Bir saat kadar uçuş süresinin ardından Atina'dayız. Şehre giden otobüs 96X. Bilet 5 Euro.
PİRE LİMANI, ATİNA'NIN PENCERESİ
Evvela Pire Limanı ve eski Turko Limano'ya, yani şimdiki Micro Limano'ya yürüyoruz.
Manzara güzel...
Bir kilisenin önünden geçiyoruz. Yunanlar Ortodoks...
AYRINTILAR İSTANBUL'U ANIMSATIYOR
Ata, sarı bayrağı gösteriyor. "Anne bak" diyor, "Çift başlı kartal. Bu Bizans'ın simgesi." Yunanistan'ın hemen her yerinde, İstanbul'u ve Bizans'ı anımsatan figürlere rastlamak mümkün.
Balkonlarını seviyorum. Bizden gayrı her milletin balkonla medeni durumu, âşık sevgililer gibi, bizimki ise tıpkı kötü bir karı koca ilişkisi...
Micro Limano'nun 1907'deki hâli. Bahaliko'nun içinden çekiyorum bunu.
BAKKAL OLMUŞ BAHALİKO
Bahaliko, zamanında buranın bakkalı imiş. Şimdi Rum tavernası.
Atina'da sokaklar, yer, gök turunç. Ben olsam, katiyen limona, ekşiye para vermem. Salatalara, yemeklere hep bunları sıkarım.
Yürümeye devam. O görünen, Olympiakos Stadı.

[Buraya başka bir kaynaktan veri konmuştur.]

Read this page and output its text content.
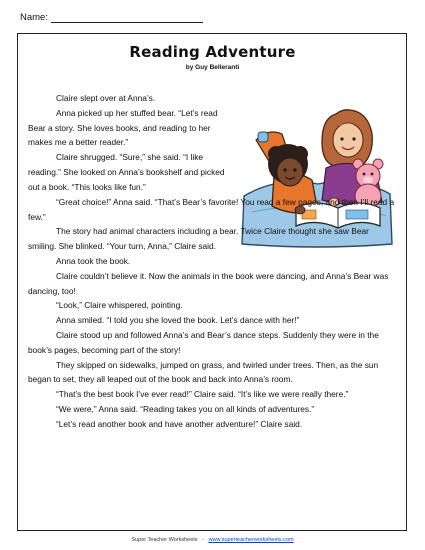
Name:
Reading Adventure
by Guy Belleranti

Claire slept over at Anna’s.

Anna picked up her stuffed bear. “Let’s read Bear a story. She loves books, and reading to her makes me a better reader.”

Claire shrugged. “Sure,” she said. “I like reading.” She looked on Anna’s bookshelf and picked out a book. “This looks like fun.”

“Great choice!” Anna said. “That’s Bear’s favorite! You read a few pages, and then I’ll read a few.”

The story had animal characters including a bear. Twice Claire thought she saw Bear smiling. She blinked. “Your turn, Anna,” Claire said.

Anna took the book.

Claire couldn’t believe it. Now the animals in the book were dancing, and Anna’s Bear was dancing, too!

“Look,” Claire whispered, pointing.

Anna smiled. “I told you she loved the book. Let’s dance with her!”

Claire stood up and followed Anna’s and Bear’s dance steps. Suddenly they were in the book’s pages, becoming part of the story!

They skipped on sidewalks, jumped on grass, and twirled under trees. Then, as the sun began to set, they all leaped out of the book and back into Anna’s room.

“That’s the best book I’ve ever read!” Claire said. “It’s like we were really there.”

“We were,” Anna said. “Reading takes you on all kinds of adventures.”

“Let’s read another book and have another adventure!” Claire said.

Super Teacher Worksheets - www.superteacherworksheets.com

Kaldırımlarını yabani otlar bürümüş. Ekonomik krizlerine ve biraz da tembelliklerine bağlıyorum.
Balkondan sarkan halıya dikkat! Bize çok benziyorlar.
İNSANLAR SEMPATİK
Ertesi sabah bir taksiye atlayıp Sweet Melek Pastanesi'ne gidiyoruz. Taksici, İstanbul'u çok sevdiğini anlatıyor.
Sweet Melek Pastanesi'nin sahibi Anuşka Crisian adlı İstanbullu bir Ermeni.

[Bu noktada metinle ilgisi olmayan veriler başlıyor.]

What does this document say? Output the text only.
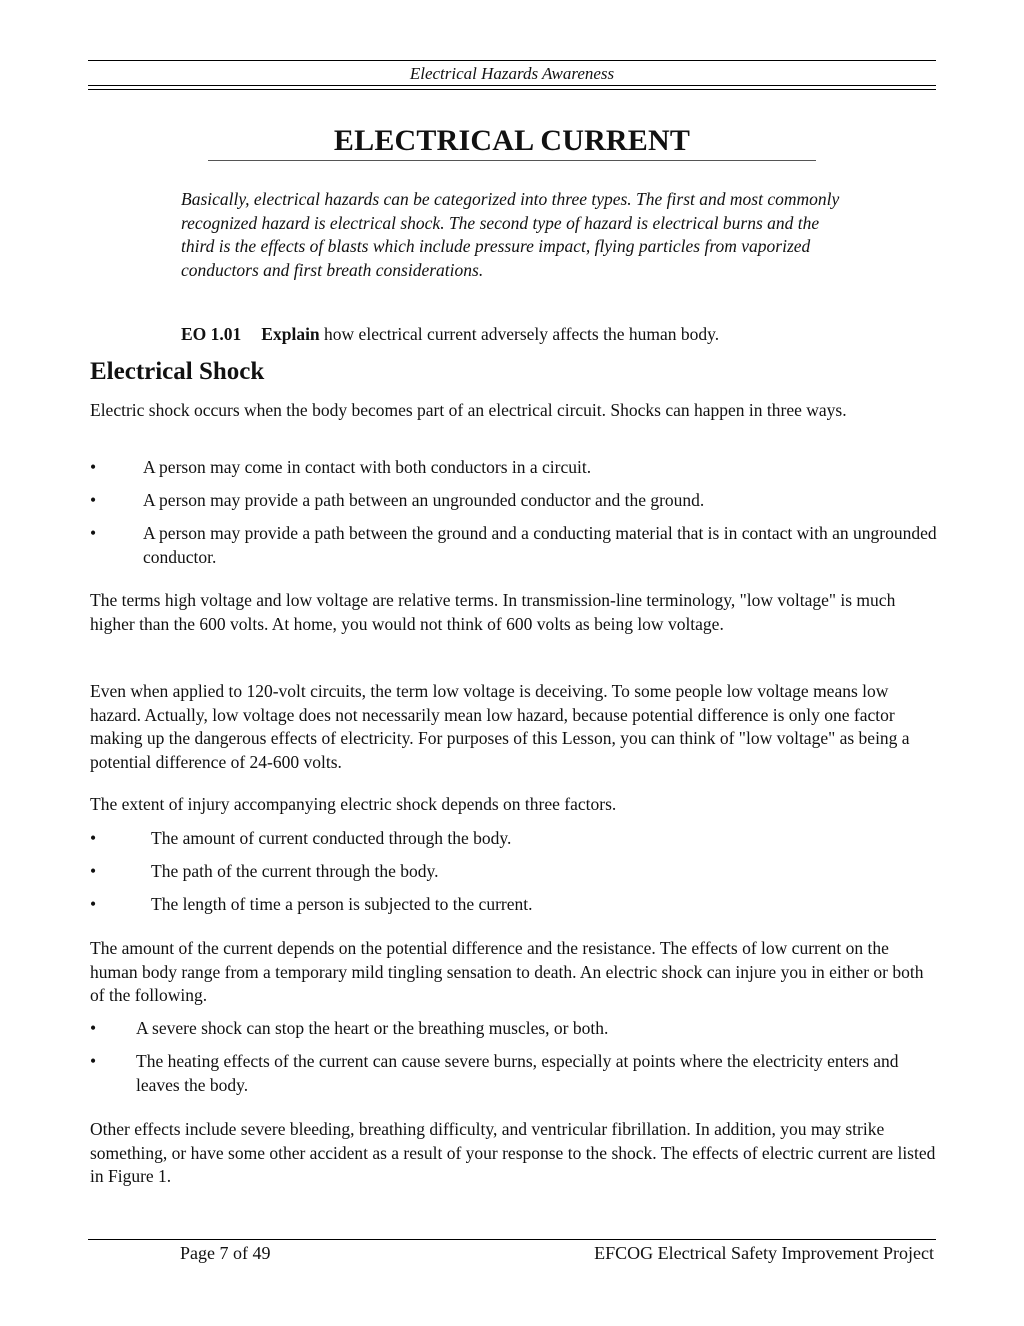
Electrical Hazards Awareness
ELECTRICAL CURRENT
Basically, electrical hazards can be categorized into three types. The first and most commonly recognized hazard is electrical shock. The second type of hazard is electrical burns and the third is the effects of blasts which include pressure impact, flying particles from vaporized conductors and first breath considerations.
EO 1.01 Explain how electrical current adversely affects the human body.
Electrical Shock
Electric shock occurs when the body becomes part of an electrical circuit. Shocks can happen in three ways.
•	A person may come in contact with both conductors in a circuit.
•	A person may provide a path between an ungrounded conductor and the ground.
•	A person may provide a path between the ground and a conducting material that is in contact with an ungrounded conductor.
The terms high voltage and low voltage are relative terms. In transmission-line terminology, "low voltage" is much higher than the 600 volts. At home, you would not think of 600 volts as being low voltage.
Even when applied to 120-volt circuits, the term low voltage is deceiving. To some people low voltage means low hazard. Actually, low voltage does not necessarily mean low hazard, because potential difference is only one factor making up the dangerous effects of electricity. For purposes of this Lesson, you can think of "low voltage" as being a potential difference of 24-600 volts.
The extent of injury accompanying electric shock depends on three factors.
•	The amount of current conducted through the body.
•	The path of the current through the body.
•	The length of time a person is subjected to the current.
The amount of the current depends on the potential difference and the resistance. The effects of low current on the human body range from a temporary mild tingling sensation to death. An electric shock can injure you in either or both of the following.
• A severe shock can stop the heart or the breathing muscles, or both.
• The heating effects of the current can cause severe burns, especially at points where the electricity enters and leaves the body.
Other effects include severe bleeding, breathing difficulty, and ventricular fibrillation. In addition, you may strike something, or have some other accident as a result of your response to the shock. The effects of electric current are listed in Figure 1.
Page 7 of 49	EFCOG Electrical Safety Improvement Project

Pastanenin dekoru çok güzel.
Burada Stefanos Damatos isimli Rum oyuncu ile tanışıyorum. Anılarıyla pastaneyi şenlendiriyor. Stefanos, 13 yaşındayken ada vapurunda karşılaştığı İsmet İnönü'yü tanımaz. İnönü, kafasını tarih kitabına gömmüş Stefanos'a, "Okuma evladım o kitapları, onlar hep yanlıştır" deyince, "Sen ne biliyorsun be" diye terslemiş. Rahmetli İsmet İnönü de, "Nasıl bilmeyeyim, ben yaptım" diye cevap vermiş.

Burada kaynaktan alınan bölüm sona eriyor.